Nanostructure titanium carbide MXene (Ti3C2Tx) was modified with KH2PO4 and chitosan to effectively remove strontium from nuclear wastewater. Nuclear waste includes radionuclides of uranium, thorium, strontium, and cesium, which are classified depending on the concentration of radionuclides. Nuclear waste with a high strontium concentration is the production waste of radiopharmaceutical production centers. Ti3C2Tx was synthesized from Ti3AlC2 using HF40% and HF in situ (MILD-Ti3C2Tx) in 24 h at 313.15 and 333.15 K. Morphology, structure, and functional groups were investigated using the XRD, SEM, EDS, FTIR, and BET analyses.
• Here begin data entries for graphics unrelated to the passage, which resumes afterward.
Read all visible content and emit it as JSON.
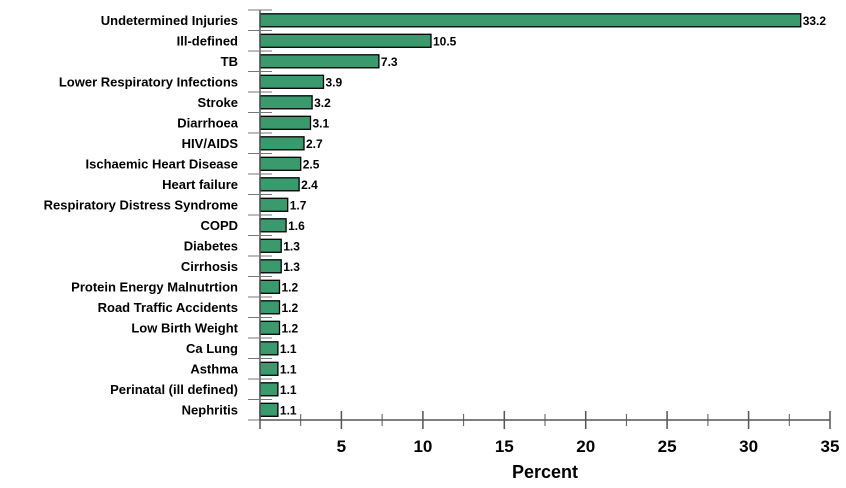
{
  "chart_data": {
    "type": "bar",
    "orientation": "horizontal",
    "categories": [
      "Undetermined Injuries",
      "Ill-defined",
      "TB",
      "Lower Respiratory Infections",
      "Stroke",
      "Diarrhoea",
      "HIV/AIDS",
      "Ischaemic Heart Disease",
      "Heart failure",
      "Respiratory Distress Syndrome",
      "COPD",
      "Diabetes",
      "Cirrhosis",
      "Protein Energy Malnutrtion",
      "Road Traffic Accidents",
      "Low Birth Weight",
      "Ca Lung",
      "Asthma",
      "Perinatal (ill defined)",
      "Nephritis"
    ],
    "values": [
      33.2,
      10.5,
      7.3,
      3.9,
      3.2,
      3.1,
      2.7,
      2.5,
      2.4,
      1.7,
      1.6,
      1.3,
      1.3,
      1.2,
      1.2,
      1.2,
      1.1,
      1.1,
      1.1,
      1.1
    ],
    "value_labels": [
      "33.2",
      "10.5",
      "7.3",
      "3.9",
      "3.2",
      "3.1",
      "2.7",
      "2.5",
      "2.4",
      "1.7",
      "1.6",
      "1.3",
      "1.3",
      "1.2",
      "1.2",
      "1.2",
      "1.1",
      "1.1",
      "1.1",
      "1.1"
    ],
    "xlabel": "Percent",
    "xlim": [
      0,
      35
    ],
    "x_ticks": [
      "5",
      "10",
      "15",
      "20",
      "25",
      "30",
      "35"
    ],
    "grid": false,
    "bar_color": "#3a9a6e",
    "bar_edge_color": "#000000"
  }
}
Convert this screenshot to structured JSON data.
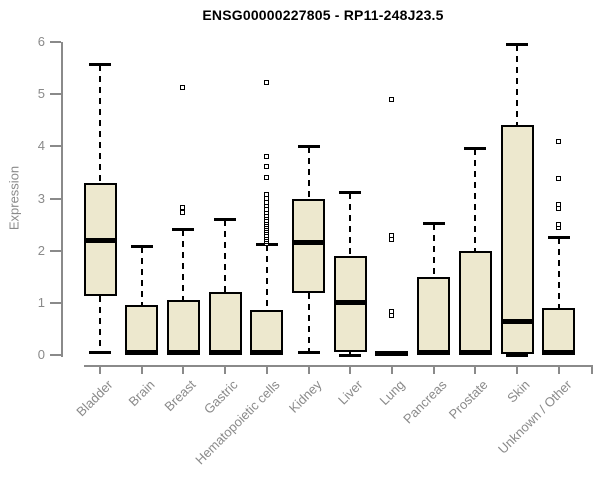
{
  "chart_data": {
    "type": "boxplot",
    "title": "ENSG00000227805 - RP11-248J23.5",
    "xlabel": "",
    "ylabel": "Expression",
    "ylim": [
      0,
      6
    ],
    "yticks": [
      0,
      1,
      2,
      3,
      4,
      5,
      6
    ],
    "grid": false,
    "legend": null,
    "categories": [
      "Bladder",
      "Brain",
      "Breast",
      "Gastric",
      "Hematopoietic cells",
      "Kidney",
      "Liver",
      "Lung",
      "Pancreas",
      "Prostate",
      "Skin",
      "Unknown / Other"
    ],
    "boxes": [
      {
        "category": "Bladder",
        "min": 0.05,
        "q1": 1.13,
        "median": 2.2,
        "q3": 3.3,
        "max": 5.55,
        "outliers": []
      },
      {
        "category": "Brain",
        "min": 0,
        "q1": 0,
        "median": 0.04,
        "q3": 0.96,
        "max": 2.07,
        "outliers": []
      },
      {
        "category": "Breast",
        "min": 0,
        "q1": 0,
        "median": 0.04,
        "q3": 1.05,
        "max": 2.4,
        "outliers": [
          2.72,
          2.81,
          5.12
        ]
      },
      {
        "category": "Gastric",
        "min": 0,
        "q1": 0,
        "median": 0.04,
        "q3": 1.2,
        "max": 2.58,
        "outliers": []
      },
      {
        "category": "Hematopoietic cells",
        "min": 0,
        "q1": 0,
        "median": 0.04,
        "q3": 0.86,
        "max": 2.1,
        "outliers": [
          2.13,
          2.17,
          2.21,
          2.25,
          2.29,
          2.33,
          2.37,
          2.41,
          2.45,
          2.49,
          2.53,
          2.57,
          2.62,
          2.67,
          2.72,
          2.78,
          2.85,
          2.91,
          3.0,
          3.06,
          3.39,
          3.6,
          3.79,
          5.22
        ]
      },
      {
        "category": "Kidney",
        "min": 0.06,
        "q1": 1.19,
        "median": 2.15,
        "q3": 3.0,
        "max": 3.98,
        "outliers": []
      },
      {
        "category": "Liver",
        "min": 0,
        "q1": 0.05,
        "median": 1.0,
        "q3": 1.9,
        "max": 3.1,
        "outliers": []
      },
      {
        "category": "Lung",
        "min": 0,
        "q1": 0,
        "median": 0.02,
        "q3": 0.05,
        "max": 0.05,
        "outliers": [
          0.75,
          0.82,
          2.2,
          2.29,
          4.88
        ]
      },
      {
        "category": "Pancreas",
        "min": 0,
        "q1": 0,
        "median": 0.04,
        "q3": 1.49,
        "max": 2.52,
        "outliers": []
      },
      {
        "category": "Prostate",
        "min": 0,
        "q1": 0,
        "median": 0.04,
        "q3": 2.0,
        "max": 3.94,
        "outliers": []
      },
      {
        "category": "Skin",
        "min": 0,
        "q1": 0.02,
        "median": 0.65,
        "q3": 4.4,
        "max": 5.95,
        "outliers": []
      },
      {
        "category": "Unknown / Other",
        "min": 0,
        "q1": 0,
        "median": 0.04,
        "q3": 0.9,
        "max": 2.24,
        "outliers": [
          2.43,
          2.5,
          2.79,
          2.87,
          3.37,
          4.09
        ]
      }
    ],
    "colors": {
      "box_fill": "#EDE8CE",
      "box_border": "#000000",
      "median": "#000000",
      "whisker": "#000000",
      "axis": "#8a8a8a",
      "tick_label": "#8a8a8a",
      "title": "#000000",
      "background": "#ffffff"
    }
  }
}
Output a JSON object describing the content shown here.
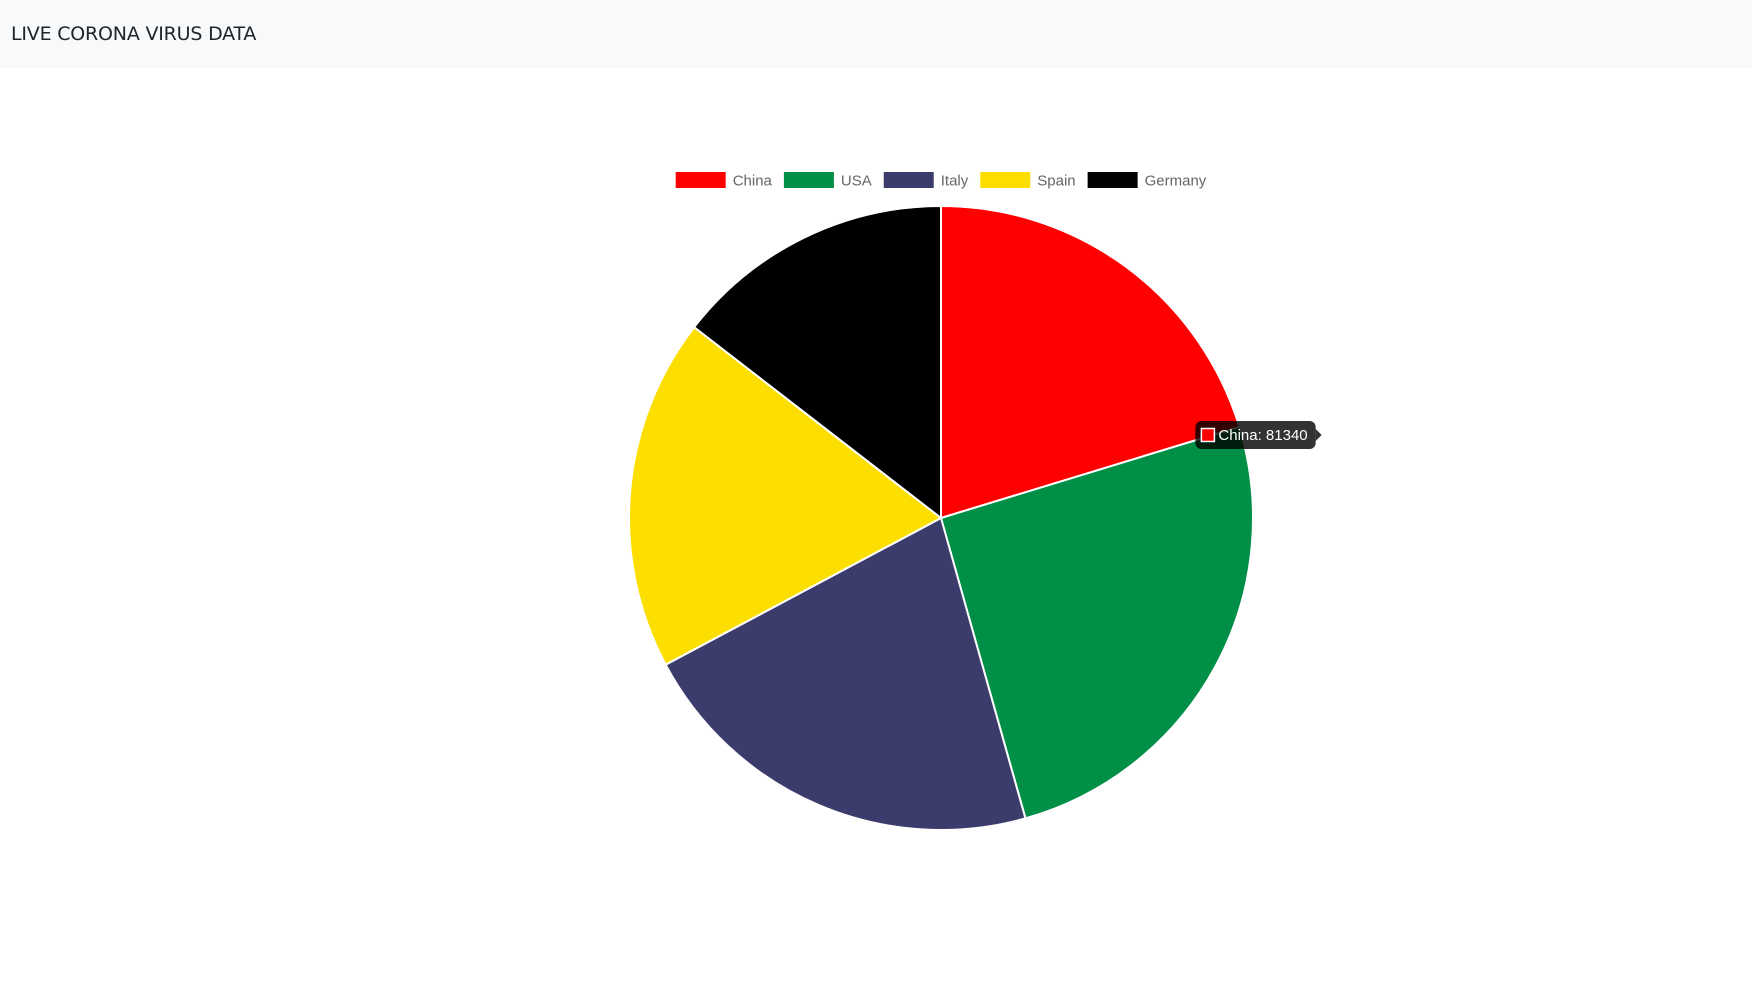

The Sr(II)'s adsorption capacity on Ti3C2Tx-HF and Ti3C2Tx-HF in situ was obtained as 61.9 and 253.5 mg g-1, respectively (temperature, 298.15 K; pH, 7.00; contact time, 180 min; and Sr(II) concentration, 150 mg l-1). Ti3C2Tx-HF in situ showed fourfold adsorption due to more hydroxyl functional groups and larger interlayer spacing. Ti3C2Tx was modified with KH2PO4 and chitosan to investigate the mechanism of change of Sr(II)'s adsorption capacity, which increased to 370 and 284 mg g-1, respectively. The structural results of modified Ti3C2Tx showed that the surface functional groups increased when modified with chitosan. In addition, modification with KH2PO4, through encapsulating large amounts of KH2PO4 between Ti3C2Tx layers, increased the possibility of Sr(II) diffusion between layers and electrochemical interactions with hydroxyl groups, and thus, increased its adsorption. Some experiments were designed to investigate the effect of parameters like initial concentration of Sr(II), contact time, temperature, and pH solution, as well as modified- and unmodified-Ti3C2Tx on adsorbent. The results revealed that the adsorption process of Sr(II) with pristine and modified-Ti3C2Tx follows pseudo-second-order kinetics and Freundlich heterogeneous isotherm model. Freundlich model isotherm indicates the presence of various functional groups on the surface and between the pristine and modified Ti3C2Tx layers. Electrostatic reactions and intra-sphere complexation were the two dominant mechanisms of the adsorption process.